Tuesday, 23 February 2016

Consciousness: Sapience & Sentience

David Chalmers makes a terminological distinction between sentience and sapience:

       sentience = phenomenal consciousness
       sapience = psychological consciousness

What does this distinction amount to?

For a start, a conscious creature “senses and feels”. That is, it is sentient. This is Chalmers ‘hard problem’:

Chalmers points out that psychology and neuroscience have made significant progress toward increasing our understanding of sapience – psychological consciousness… In contrast, we seem to have made little or no progress in understanding sentience. What understanding we do have consists mainly in the discovery of brute correlation between conscious episodes and neurological events. The identification of correlation represents at most a starting point for explanation, however, not a settled goal. Unlike the case of sapience, where it is reasonable to expect incremental progress, it is hard to see what we could do to move ahead in our understanding of the basis of consciousness.” - John Heil

One way we can appreciate our progress with sapience is with the fantastic growth of the cognitive sciences (as well as cognitive psychology). The language of thought hypothesis (LOT) is also an example of this; along with neuro-computationalism and connectionism. All are concerned with sapience – or psychological consciousness. But what about sentience? Where are the research projects in sentience? Could there even be such things as research projects in sentience?

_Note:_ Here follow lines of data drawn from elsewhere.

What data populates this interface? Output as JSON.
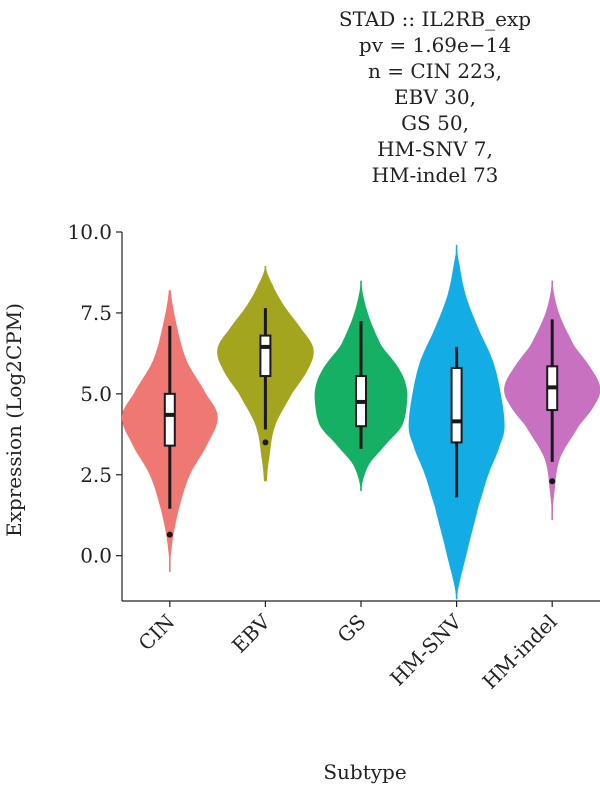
{
  "chart_data": {
    "type": "violin",
    "title_lines": [
      "STAD :: IL2RB_exp",
      "pv = 1.69e−14",
      "n = CIN 223,",
      "EBV 30,",
      "GS 50,",
      "HM-SNV 7,",
      "HM-indel 73"
    ],
    "xlabel": "Subtype",
    "ylabel": "Expression (Log2CPM)",
    "ylim": [
      -1.4,
      10.0
    ],
    "yticks": [
      "0.0",
      "2.5",
      "5.0",
      "7.5",
      "10.0"
    ],
    "grid": false,
    "categories": [
      "CIN",
      "EBV",
      "GS",
      "HM-SNV",
      "HM-indel"
    ],
    "groups": [
      {
        "label": "CIN",
        "color": "#F07872",
        "violin_min": -0.5,
        "violin_max": 8.2,
        "q1": 3.4,
        "median": 4.35,
        "q3": 5.0,
        "whisker_low": 1.45,
        "whisker_high": 7.1,
        "outliers": [
          0.65
        ],
        "density": [
          [
            -0.5,
            0.0
          ],
          [
            0.5,
            0.06
          ],
          [
            1.5,
            0.2
          ],
          [
            2.5,
            0.42
          ],
          [
            3.5,
            0.8
          ],
          [
            4.3,
            1.0
          ],
          [
            5.0,
            0.75
          ],
          [
            6.0,
            0.36
          ],
          [
            7.0,
            0.16
          ],
          [
            8.2,
            0.02
          ]
        ]
      },
      {
        "label": "EBV",
        "color": "#A3A51F",
        "violin_min": 2.3,
        "violin_max": 8.95,
        "q1": 5.55,
        "median": 6.45,
        "q3": 6.8,
        "whisker_low": 3.9,
        "whisker_high": 7.65,
        "outliers": [
          3.5
        ],
        "density": [
          [
            2.3,
            0.03
          ],
          [
            3.0,
            0.08
          ],
          [
            4.0,
            0.2
          ],
          [
            5.0,
            0.55
          ],
          [
            5.8,
            0.9
          ],
          [
            6.4,
            1.0
          ],
          [
            7.0,
            0.75
          ],
          [
            7.7,
            0.4
          ],
          [
            8.4,
            0.14
          ],
          [
            8.95,
            0.0
          ]
        ]
      },
      {
        "label": "GS",
        "color": "#15B064",
        "violin_min": 2.0,
        "violin_max": 8.5,
        "q1": 4.0,
        "median": 4.75,
        "q3": 5.55,
        "whisker_low": 3.3,
        "whisker_high": 7.25,
        "outliers": [],
        "density": [
          [
            2.0,
            0.0
          ],
          [
            2.8,
            0.16
          ],
          [
            3.5,
            0.55
          ],
          [
            4.0,
            0.85
          ],
          [
            4.6,
            0.95
          ],
          [
            5.2,
            0.95
          ],
          [
            5.8,
            0.78
          ],
          [
            6.5,
            0.42
          ],
          [
            7.5,
            0.14
          ],
          [
            8.5,
            0.0
          ]
        ]
      },
      {
        "label": "HM-SNV",
        "color": "#14ACE4",
        "violin_min": -1.35,
        "violin_max": 9.6,
        "q1": 3.5,
        "median": 4.15,
        "q3": 5.8,
        "whisker_low": 1.8,
        "whisker_high": 6.45,
        "outliers": [],
        "density": [
          [
            -1.35,
            0.0
          ],
          [
            0.0,
            0.2
          ],
          [
            1.5,
            0.45
          ],
          [
            2.5,
            0.66
          ],
          [
            3.5,
            0.92
          ],
          [
            4.0,
            1.0
          ],
          [
            5.0,
            0.92
          ],
          [
            6.0,
            0.76
          ],
          [
            7.0,
            0.46
          ],
          [
            8.0,
            0.2
          ],
          [
            9.0,
            0.06
          ],
          [
            9.6,
            0.0
          ]
        ]
      },
      {
        "label": "HM-indel",
        "color": "#C771C0",
        "violin_min": 1.1,
        "violin_max": 8.5,
        "q1": 4.5,
        "median": 5.2,
        "q3": 5.85,
        "whisker_low": 2.9,
        "whisker_high": 7.3,
        "outliers": [
          2.3
        ],
        "density": [
          [
            1.1,
            0.0
          ],
          [
            2.0,
            0.05
          ],
          [
            3.0,
            0.16
          ],
          [
            4.0,
            0.55
          ],
          [
            4.7,
            0.9
          ],
          [
            5.2,
            1.0
          ],
          [
            5.8,
            0.8
          ],
          [
            6.5,
            0.45
          ],
          [
            7.5,
            0.14
          ],
          [
            8.5,
            0.0
          ]
        ]
      }
    ]
  }
}
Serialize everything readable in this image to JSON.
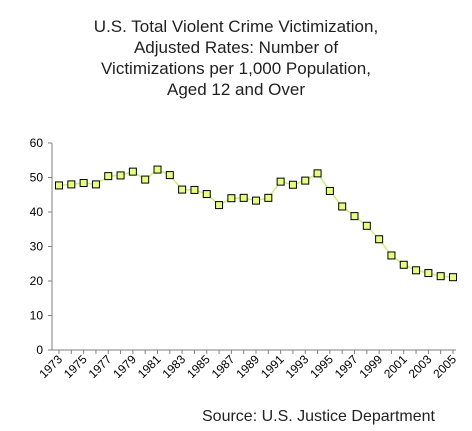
{
  "title_lines": [
    "U.S. Total Violent Crime Victimization,",
    "Adjusted Rates: Number of",
    "Victimizations per 1,000 Population,",
    "Aged 12 and Over"
  ],
  "source": "Source: U.S. Justice Department",
  "chart_data": {
    "type": "line",
    "title": "U.S. Total Violent Crime Victimization, Adjusted Rates: Number of Victimizations per 1,000 Population, Aged 12 and Over",
    "xlabel": "",
    "ylabel": "",
    "x": [
      1973,
      1974,
      1975,
      1976,
      1977,
      1978,
      1979,
      1980,
      1981,
      1982,
      1983,
      1984,
      1985,
      1986,
      1987,
      1988,
      1989,
      1990,
      1991,
      1992,
      1993,
      1994,
      1995,
      1996,
      1997,
      1998,
      1999,
      2000,
      2001,
      2002,
      2003,
      2004,
      2005
    ],
    "values": [
      47.7,
      48.0,
      48.4,
      48.0,
      50.4,
      50.6,
      51.7,
      49.4,
      52.3,
      50.7,
      46.5,
      46.4,
      45.2,
      42.0,
      44.0,
      44.1,
      43.3,
      44.1,
      48.8,
      47.9,
      49.1,
      51.2,
      46.1,
      41.6,
      38.8,
      36.0,
      32.1,
      27.4,
      24.7,
      23.1,
      22.3,
      21.4,
      21.1
    ],
    "x_tick_labels": [
      "1973",
      "1975",
      "1977",
      "1979",
      "1981",
      "1983",
      "1985",
      "1987",
      "1989",
      "1991",
      "1993",
      "1995",
      "1997",
      "1999",
      "2001",
      "2003",
      "2005"
    ],
    "y_ticks": [
      0,
      10,
      20,
      30,
      40,
      50,
      60
    ],
    "ylim": [
      0,
      60
    ],
    "grid": false,
    "colors": {
      "line": "#c8f07c",
      "marker_fill": "#e6ff82",
      "marker_edge": "#000000"
    }
  }
}
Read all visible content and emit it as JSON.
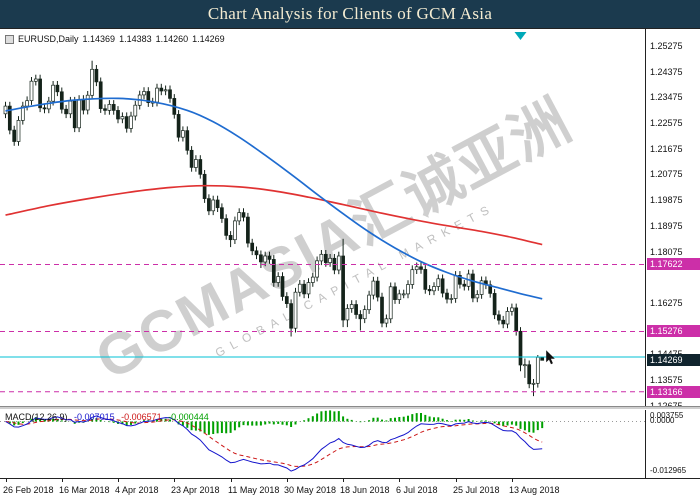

Chalmers is correct to argue that the discovery of brute correlations (or connections) between conscious states and physical states is only the beginning of the story – or, at the least, a different story to the story of sentience altogether. Chalmers last point is very telling, if not overtly pessimistic. He writes that

it is hard to see what we could do to move ahead in our understanding of the basis of consciousness”.

Perhaps this word ‘basis’ is incorrectly used here. We do indeed partly know the basis of consciousness. What we don’t know is the why-of-consciousness. What we can't explain is why a conscious state should arise out of such a physical basis in the brain. The correlates are known; though not why they are correlated.

Some philosophers seem to offer a way out of this impasse that is, quite frankly, little more than a cop-out. In general terms, they “hope that sentience [will be] reducible to sapience” [601]. Surely this couldn’t be the case.

This is the position on offer:

"… all there is to being conscious is acting and interacting intelligently in a complex environment (see e.g. Dennet 1991)."

Acting thus and so is to be conscious. What of feelings and other sensuous states? These are species of sapient state. Functionalists, for instance, may hold that, to be in pain is to be in a state with the right sorts of cause and effect. Pains are caused by tissue damage and result in aversive behaviour (including the formation of various beliefs and desires).

This is indeed a reductive explanation of consciousness. It seems, to me, to be obviously false and even disingenuous in nature. How could anyone really believe that consciousness is our acting and interacting in a complex environment? How could anyone believe that acting thus and so is to be conscious? No. Consciousness comes along with interacting intelligently. Consciousness comes along with functional roles as well. Pain, on the functionalist picture, is indeed caused by tissue damage. And it's true that pain results in the right sorts of aversive behaviour (including the formation of various beliefs and desires about pain and ways of escaping pain). But all these causes and effects are accompanied by consciousness. They aren't examples of consciousness. They may even be the necessary accompaniments of consciousness; though they aren't sufficient for it. It's is incredible, again, that any philosophy could uphold these reductive (or functionalist) explanations of consciousness. And yet they do!